Правдивые ответы на все эти вопросы вряд ли были бы встречены рейнджерами с пониманием. Конечно, Маккэндлесс мог бы попытаться объяснить им, что он подчиняется только законам другого, высшего порядка, что, будучи современным адептом учения Генри Дэвида Торо, он безоговорочно принял принципы, изложенные в его эссе «О гражданском неповиновении», и, следовательно, считает своим моральным долгом пренебрегать законами государства, но вероятность того, что среди представителей федеральных властей найдутся люди, разделяющие такую точку зрения, была близка к нулю. Ему наверняка придется заполнять горы официальных бумажек и платить всякие штрафы. Мало того, не было сомнений, что обо всем случившемся обязательно сообщат его родителям. Но избежать всех этих досадных неприятностей способ все-таки был: он мог просто бросить «Датсун» и продолжить одиссею на своих двоих. Именно так он и решил поступить.


Такой поворот событий нисколько не обескуражил Маккэндлесса. Наоборот, он принял потоп с восторгом, увидев в нем повод избавиться от ненужного багажа. Он снял с машины номерные знаки штата Виргиния, спрятал их, а потом, как мог, укрыл «Датсун» куском брезента. Свой мощный «винчестер» для оленьей охоты и еще несколько вещей, которые могли еще пригодиться и за которыми он мог когда-нибудь вернуться, он закопал немного в стороне. А потом он сделал символический жест, которым вполне могли бы гордиться и Торо, и Толстой. Он выложил на песок все оставшиеся у него бумажные деньги (получилась жалкая стопочка долларовых банкнот, пятерок и двадцаток) и предал их огню. Через считанные мгновения казначейские билеты на сумму в сто двадцать три доллара обратились в дым и пепел.


Нам о сожжении денег и прочих последовавших далее событиях известно из его иллюстрированного фотографиями дневника, который позднее, перед отъездом на Аляску, он оставит на хранение у Уэйна Уэстерберга. Хотя тональность этого дневника, написанного от третьего лица в чрезмерно напыщенном от застенчивости стиле, нередко скатывалась в мелодраму, имеющиеся у нас свидетельства указывают на то, что Маккэндлесс никогда не искажал факты. Его кредо было – говорить только правду, и он относился к этому делу предельно серьезно.


Десятого июля, загрузив остаток своих вещей в рюкзак, Маккэндлесс отправился в пеший поход вокруг озера Мид. Решение это, как он признался в своем дневнике, оказалось «огромной ошибкой… В разгар июля здешняя жара способна довести до полного безумия». Схватив тепловой удар, он все-таки смог привлечь внимание туристов с проходившей недалеко от берега яхты, и те подбросили его до причала в Коллвилл-Бэй у западной оконечности озера, где он снова вышел на дорогу и поднял большой палец.

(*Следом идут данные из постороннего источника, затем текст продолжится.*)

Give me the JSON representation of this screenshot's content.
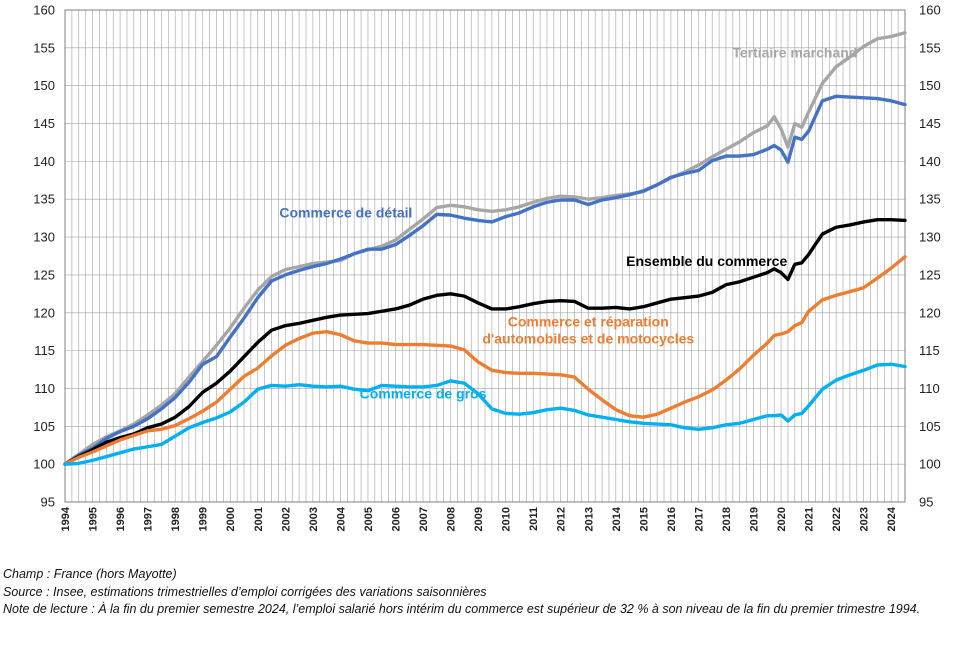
{
  "chart_data": {
    "type": "line",
    "title": "",
    "xlabel": "",
    "ylabel": "",
    "ylim": [
      95,
      160
    ],
    "yticks": [
      95,
      100,
      105,
      110,
      115,
      120,
      125,
      130,
      135,
      140,
      145,
      150,
      155,
      160
    ],
    "xlim": [
      1994,
      2024.5
    ],
    "xticks": [
      "1994",
      "1995",
      "1996",
      "1997",
      "1998",
      "1999",
      "2000",
      "2001",
      "2002",
      "2003",
      "2004",
      "2005",
      "2006",
      "2007",
      "2008",
      "2009",
      "2010",
      "2011",
      "2012",
      "2013",
      "2014",
      "2015",
      "2016",
      "2017",
      "2018",
      "2019",
      "2020",
      "2021",
      "2022",
      "2023",
      "2024"
    ],
    "grid": true,
    "x": [
      1994,
      1994.5,
      1995,
      1995.5,
      1996,
      1996.5,
      1997,
      1997.5,
      1998,
      1998.5,
      1999,
      1999.5,
      2000,
      2000.5,
      2001,
      2001.5,
      2002,
      2002.5,
      2003,
      2003.5,
      2004,
      2004.5,
      2005,
      2005.5,
      2006,
      2006.5,
      2007,
      2007.5,
      2008,
      2008.5,
      2009,
      2009.5,
      2010,
      2010.5,
      2011,
      2011.5,
      2012,
      2012.5,
      2013,
      2013.5,
      2014,
      2014.5,
      2015,
      2015.5,
      2016,
      2016.5,
      2017,
      2017.5,
      2018,
      2018.5,
      2019,
      2019.5,
      2019.75,
      2020,
      2020.25,
      2020.5,
      2020.75,
      2021,
      2021.5,
      2022,
      2022.5,
      2023,
      2023.5,
      2024,
      2024.5
    ],
    "series": [
      {
        "name": "Tertiaire marchand",
        "color": "#a6a6a6",
        "values": [
          100,
          101.3,
          102.6,
          103.6,
          104.4,
          105.3,
          106.5,
          107.8,
          109.3,
          111.5,
          113.6,
          115.7,
          118,
          120.6,
          123,
          124.8,
          125.7,
          126.1,
          126.5,
          126.7,
          126.9,
          127.8,
          128.3,
          128.8,
          129.6,
          131,
          132.4,
          133.9,
          134.2,
          134,
          133.6,
          133.4,
          133.6,
          134,
          134.6,
          135.1,
          135.4,
          135.3,
          135,
          135.2,
          135.5,
          135.7,
          136,
          136.9,
          137.8,
          138.6,
          139.5,
          140.6,
          141.6,
          142.6,
          143.8,
          144.7,
          145.9,
          144.3,
          141.9,
          145,
          144.5,
          146.5,
          150.3,
          152.5,
          153.8,
          155.2,
          156.2,
          156.5,
          157
        ]
      },
      {
        "name": "Commerce de détail",
        "color": "#4472c4",
        "values": [
          100,
          101.2,
          102.1,
          103.4,
          104.3,
          105,
          106,
          107.3,
          108.8,
          110.8,
          113.2,
          114.2,
          116.8,
          119.3,
          122,
          124.2,
          125,
          125.6,
          126.1,
          126.5,
          127.1,
          127.8,
          128.4,
          128.4,
          129,
          130.2,
          131.5,
          133,
          132.9,
          132.5,
          132.2,
          132,
          132.7,
          133.2,
          134,
          134.6,
          134.9,
          134.9,
          134.3,
          134.9,
          135.2,
          135.6,
          136.1,
          136.9,
          137.9,
          138.4,
          138.8,
          140.1,
          140.7,
          140.7,
          140.9,
          141.6,
          142.1,
          141.5,
          139.9,
          143.2,
          142.9,
          144,
          148,
          148.6,
          148.5,
          148.4,
          148.3,
          148,
          147.5
        ]
      },
      {
        "name": "Ensemble du commerce",
        "color": "#000000",
        "values": [
          100,
          101,
          101.9,
          102.9,
          103.5,
          104,
          104.8,
          105.3,
          106.2,
          107.6,
          109.5,
          110.7,
          112.3,
          114.2,
          116.1,
          117.7,
          118.3,
          118.6,
          119,
          119.4,
          119.7,
          119.8,
          119.9,
          120.2,
          120.5,
          121,
          121.8,
          122.3,
          122.5,
          122.2,
          121.3,
          120.5,
          120.5,
          120.8,
          121.2,
          121.5,
          121.6,
          121.5,
          120.6,
          120.6,
          120.7,
          120.5,
          120.8,
          121.3,
          121.8,
          122,
          122.2,
          122.7,
          123.7,
          124.1,
          124.7,
          125.3,
          125.8,
          125.3,
          124.4,
          126.4,
          126.6,
          127.7,
          130.4,
          131.3,
          131.6,
          132,
          132.3,
          132.3,
          132.2
        ]
      },
      {
        "name": "Commerce et réparation d'automobiles et de motocycles",
        "color": "#ed7d31",
        "values": [
          100,
          100.9,
          101.6,
          102.4,
          103.2,
          103.8,
          104.4,
          104.6,
          105.1,
          106,
          107,
          108.2,
          109.9,
          111.6,
          112.7,
          114.3,
          115.7,
          116.6,
          117.3,
          117.5,
          117.1,
          116.3,
          116,
          116,
          115.8,
          115.8,
          115.8,
          115.7,
          115.6,
          115.1,
          113.5,
          112.4,
          112.1,
          112,
          112,
          111.9,
          111.8,
          111.5,
          109.9,
          108.5,
          107.2,
          106.4,
          106.2,
          106.6,
          107.4,
          108.2,
          108.9,
          109.8,
          111.1,
          112.6,
          114.4,
          116,
          117,
          117.2,
          117.5,
          118.3,
          118.7,
          120.2,
          121.7,
          122.3,
          122.8,
          123.3,
          124.6,
          125.9,
          127.4
        ]
      },
      {
        "name": "Commerce de gros",
        "color": "#00b0f0",
        "values": [
          100,
          100.1,
          100.5,
          101,
          101.5,
          102,
          102.3,
          102.6,
          103.7,
          104.8,
          105.5,
          106.1,
          106.9,
          108.2,
          109.9,
          110.4,
          110.3,
          110.5,
          110.3,
          110.2,
          110.3,
          109.9,
          109.7,
          110.4,
          110.3,
          110.2,
          110.2,
          110.4,
          111,
          110.7,
          109.3,
          107.3,
          106.7,
          106.6,
          106.8,
          107.2,
          107.4,
          107.1,
          106.5,
          106.2,
          105.9,
          105.6,
          105.4,
          105.3,
          105.2,
          104.8,
          104.6,
          104.8,
          105.2,
          105.4,
          105.9,
          106.4,
          106.4,
          106.5,
          105.7,
          106.5,
          106.7,
          107.7,
          109.9,
          111.1,
          111.8,
          112.4,
          113.1,
          113.2,
          112.9
        ]
      }
    ],
    "labels": [
      {
        "series": 0,
        "lines": [
          "Tertiaire marchand"
        ],
        "x": 2020.5,
        "y": 153.7
      },
      {
        "series": 1,
        "lines": [
          "Commerce de détail"
        ],
        "x": 2004.2,
        "y": 132.6
      },
      {
        "series": 2,
        "lines": [
          "Ensemble du commerce"
        ],
        "x": 2017.3,
        "y": 126.2
      },
      {
        "series": 3,
        "lines": [
          "Commerce et réparation",
          "d'automobiles et de motocycles"
        ],
        "x": 2013,
        "y": 118.2
      },
      {
        "series": 4,
        "lines": [
          "Commerce de gros"
        ],
        "x": 2007,
        "y": 108.7
      }
    ]
  },
  "notes": {
    "champ": "Champ : France (hors Mayotte)",
    "source": "Source : Insee, estimations trimestrielles d’emploi corrigées des variations saisonnières",
    "lecture": "Note de lecture : À la fin du premier semestre 2024, l’emploi salarié hors intérim du commerce est supérieur de 32 % à son niveau de la fin du premier trimestre 1994."
  }
}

Следующие два месяца очарованный величием и мощью местных ландшафтов, Маккэндлесс скитался по Западу, время от времени щекоча себе нервы мелкими стычками с законом и периодически наслаждаясь компанией случайных попутчиков такой же бродяжьей породы. Отдавшись на волю случая, он добрался автостопом до озера Тахо, забрел в Сьерра-Неваду и целую неделю шел пешком на север по шоссе Пасифик-Крест, пока не оставил горы за спиной и не оказался на очередной мощеной дороге.


В конце июля Крис подсел в машину к человеку, назвавшемуся Эрни-Психом, и тот предложил ему подработать на своем ранчо в северной Калифорнии, которое, как свидетельствуют сделанные там фотографии, состояло из некрашеного, покосившегося домишки с козами и курами, окруженного огромными кучами драных матрасов, поломанных телевизоров, магазинных тележек, древних бытовых электроприборов и прочего мусора. Проработав там одиннадцать дней в компании еще шести таких же бродяг, Маккэндлесс понял, что платить Эрни никому из них не собирается, украл из захламленного двора красный десятискоростной велосипед и, докатив на нем до Чико, бросил его на автостоянке около торгового центра. После этого он вернулся к кочевой жизни автостопщика и двинул на север и на запад через Ред-Блафф, Уивервилл и Уиллоу-Крик.